Fused in Sarcoma (FUS) is an RNA binding protein associated with several neurodegenerative diseases. RNA binding has been suggested to be crucial for FUS function and recent research has shown that FUS has the intrinsic ability to bind many RNAs without substantial differences in binding affinity. The actual mode of nucleic acid binding has been elusive, so what exactly determines the FUS interactome in vivo has become one of the big unanswered questions in the RNA field. Finally, Loughlin et al. from the Allain group (Institute of Molecular Biology and Biophysics, D-BIOL, ETH Zürich) managed to solve the solution structure of FUS bound to RNA, revealing a sequence-specific recognition for a GGU motif and an unusual shape recognition of a stem loop by two separate domains.
This is not only interesting on a theoretical level: FUS plays an important role in regulating genetic messengers and the interaction of different proteins. FUS mutations lead to FUS accumulations in the cytoplasm. The two neurodegenerative diseases amyotrophic lateral sclerosis (ALS) and fronto-temporal lobar degeneration (FTLD) show neuropathological protein aggregates containing FUS, and it is hypothesized that mis-regulation of RNA processing could play a major role in these diseases.
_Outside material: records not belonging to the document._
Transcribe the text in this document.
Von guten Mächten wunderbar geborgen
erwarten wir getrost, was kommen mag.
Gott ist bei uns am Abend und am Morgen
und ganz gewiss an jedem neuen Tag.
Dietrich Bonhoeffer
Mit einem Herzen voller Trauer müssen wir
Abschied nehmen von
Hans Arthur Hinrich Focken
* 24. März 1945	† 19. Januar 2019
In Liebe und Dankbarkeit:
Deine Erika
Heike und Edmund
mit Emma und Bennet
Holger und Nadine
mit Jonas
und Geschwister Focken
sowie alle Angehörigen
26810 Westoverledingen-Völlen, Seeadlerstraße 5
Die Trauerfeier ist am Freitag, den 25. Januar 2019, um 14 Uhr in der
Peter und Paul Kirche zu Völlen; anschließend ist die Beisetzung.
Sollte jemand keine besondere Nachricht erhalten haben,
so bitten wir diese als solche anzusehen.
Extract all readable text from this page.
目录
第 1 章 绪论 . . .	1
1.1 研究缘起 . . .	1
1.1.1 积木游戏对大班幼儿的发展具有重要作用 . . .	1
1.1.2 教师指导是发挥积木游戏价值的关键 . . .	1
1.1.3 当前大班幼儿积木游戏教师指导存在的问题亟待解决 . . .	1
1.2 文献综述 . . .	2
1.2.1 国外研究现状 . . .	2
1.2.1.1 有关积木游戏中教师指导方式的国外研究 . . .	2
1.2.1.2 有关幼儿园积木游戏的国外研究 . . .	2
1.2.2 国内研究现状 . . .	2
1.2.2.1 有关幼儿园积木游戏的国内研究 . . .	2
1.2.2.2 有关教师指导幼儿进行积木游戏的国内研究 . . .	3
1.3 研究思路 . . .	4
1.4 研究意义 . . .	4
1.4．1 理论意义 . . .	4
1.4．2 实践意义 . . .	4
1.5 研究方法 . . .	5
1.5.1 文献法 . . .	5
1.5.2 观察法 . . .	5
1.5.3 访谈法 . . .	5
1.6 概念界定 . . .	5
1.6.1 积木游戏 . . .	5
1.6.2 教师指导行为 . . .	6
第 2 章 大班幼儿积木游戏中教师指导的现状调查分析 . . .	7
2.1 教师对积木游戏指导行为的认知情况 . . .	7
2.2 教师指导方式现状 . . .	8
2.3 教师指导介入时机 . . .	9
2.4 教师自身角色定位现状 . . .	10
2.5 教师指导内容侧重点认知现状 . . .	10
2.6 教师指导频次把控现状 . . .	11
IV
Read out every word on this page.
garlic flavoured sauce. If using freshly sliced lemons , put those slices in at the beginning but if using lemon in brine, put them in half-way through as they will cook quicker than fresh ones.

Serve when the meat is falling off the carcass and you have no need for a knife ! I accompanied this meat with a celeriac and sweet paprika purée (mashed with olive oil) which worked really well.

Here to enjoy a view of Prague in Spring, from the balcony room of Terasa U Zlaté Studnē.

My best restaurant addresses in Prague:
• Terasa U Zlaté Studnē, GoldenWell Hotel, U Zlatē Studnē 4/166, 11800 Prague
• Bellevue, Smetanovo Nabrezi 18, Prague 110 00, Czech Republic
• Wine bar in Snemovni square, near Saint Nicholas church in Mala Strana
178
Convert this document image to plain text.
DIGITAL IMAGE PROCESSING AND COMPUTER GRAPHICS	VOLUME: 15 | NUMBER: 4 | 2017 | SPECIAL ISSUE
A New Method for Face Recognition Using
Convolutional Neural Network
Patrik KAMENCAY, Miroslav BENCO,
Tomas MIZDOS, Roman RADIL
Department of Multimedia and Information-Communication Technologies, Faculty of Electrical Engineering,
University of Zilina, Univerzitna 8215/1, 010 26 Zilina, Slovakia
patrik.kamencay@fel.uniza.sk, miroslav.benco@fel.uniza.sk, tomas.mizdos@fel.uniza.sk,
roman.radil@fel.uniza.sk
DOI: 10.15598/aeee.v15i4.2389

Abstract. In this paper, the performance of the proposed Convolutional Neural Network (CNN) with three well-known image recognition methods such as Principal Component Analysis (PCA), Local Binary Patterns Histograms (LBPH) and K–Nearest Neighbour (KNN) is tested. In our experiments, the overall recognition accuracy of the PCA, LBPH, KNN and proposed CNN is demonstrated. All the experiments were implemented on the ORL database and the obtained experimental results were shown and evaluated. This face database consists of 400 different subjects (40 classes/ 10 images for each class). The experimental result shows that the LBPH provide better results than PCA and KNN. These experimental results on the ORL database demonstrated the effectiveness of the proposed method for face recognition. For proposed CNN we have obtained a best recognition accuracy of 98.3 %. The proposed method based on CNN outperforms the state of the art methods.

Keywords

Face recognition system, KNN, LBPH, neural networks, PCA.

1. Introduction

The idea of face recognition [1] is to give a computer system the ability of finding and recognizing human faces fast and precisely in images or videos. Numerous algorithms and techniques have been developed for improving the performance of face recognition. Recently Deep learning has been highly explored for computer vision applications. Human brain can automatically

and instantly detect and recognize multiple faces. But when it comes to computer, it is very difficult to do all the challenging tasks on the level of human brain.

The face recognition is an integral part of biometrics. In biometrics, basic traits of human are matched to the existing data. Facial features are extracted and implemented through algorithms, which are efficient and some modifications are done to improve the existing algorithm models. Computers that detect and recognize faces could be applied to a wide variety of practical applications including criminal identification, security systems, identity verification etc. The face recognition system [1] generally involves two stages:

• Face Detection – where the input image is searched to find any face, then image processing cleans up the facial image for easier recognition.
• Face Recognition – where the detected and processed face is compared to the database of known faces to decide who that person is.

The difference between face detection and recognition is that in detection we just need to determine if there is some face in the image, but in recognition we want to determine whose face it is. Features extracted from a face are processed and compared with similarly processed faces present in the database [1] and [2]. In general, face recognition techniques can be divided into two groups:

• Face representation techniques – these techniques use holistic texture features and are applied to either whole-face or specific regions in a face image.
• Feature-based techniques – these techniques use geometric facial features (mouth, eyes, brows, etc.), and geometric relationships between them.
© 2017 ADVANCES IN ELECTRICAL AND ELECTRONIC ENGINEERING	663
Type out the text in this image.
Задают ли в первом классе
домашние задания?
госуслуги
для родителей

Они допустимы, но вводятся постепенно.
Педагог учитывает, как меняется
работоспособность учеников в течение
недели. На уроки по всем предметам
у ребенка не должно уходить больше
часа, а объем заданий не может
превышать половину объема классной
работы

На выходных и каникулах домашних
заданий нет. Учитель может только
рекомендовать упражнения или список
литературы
Transcriptomics studies have already indicated that FUS binds a large variety of RNA motifs, suggesting that FUS RNA binding can only be explained with a complex pattern. The findings of Loughlin et al. finally shed some light on the binding mode of FUS. With the help of colleagues from the Department of Chemistry and Biochemistry of the University of Bern (Mühlemann and Ruepp's labs) and the Institute of Molecular Life Sciences of the University of Zürich (Polymenidou's lab), the structure solved by the Allain group that revealed a bipartite binding mode of RNA via its RRM and zinc-finger (Znf) could be functionally validated in cell-based assays.
The ZnF provides sequence specificity to FUS, whereas the FUS RRM binds stem-loop RNAs in an unusual manner and with highly degenerate specificity. The structure of the FUS RRM bound to the stem-loop RNA reveals three individual binding pockets on the betasheet surface, as expected for an RRM. However, the path taken by these nucleotides is unusual, with the three nucleotides forming a tight turn rather than a straight line. Most contacts are of non-sequence-specific nature, with hydrophobic interactions and contacts to the phosphate backbone.
RNA binding by FUS is important in facilitating efficient liquid-liquid phase separation into membrane-less compartments like liquid droplets, the aging of which could lead to aggregation of FUS in ALS and FTLD patients. The modular nature of FUS RNA binding and the weak RNA binding affinity of the folded domains shown here are perfectly consistent with the weak multivalent interactions known to facilitate phase transition. This multivalent RNA binding, together with the disordered regions of FUS, are well suited to play a role in the formation of the different phases, and the RRM and ZnF have recently been shown to contribute to RNA-mediated phase separation of FUS. Furthermore, the role of RGG regions in destabilizing structured regions of RNA in addition to direct binding may further facilitate this process.
It is a complex story, indeed. The results not only open up interesting new paths for further research, but also help understand why deciphering the RNA binding mode of FUS has been so challenging. "This was a very difficult structure to solve due to the very dynamics nature of the interaction of the RRM with the RNA. But I am glad this could be achieved, thanks to the heroic effort of Dr. Fionna Loughlin (mother of two with 120% SNF support and now back to Australia) and a great collaborative effort from four NCCR groups" said Prof. Fred Allain.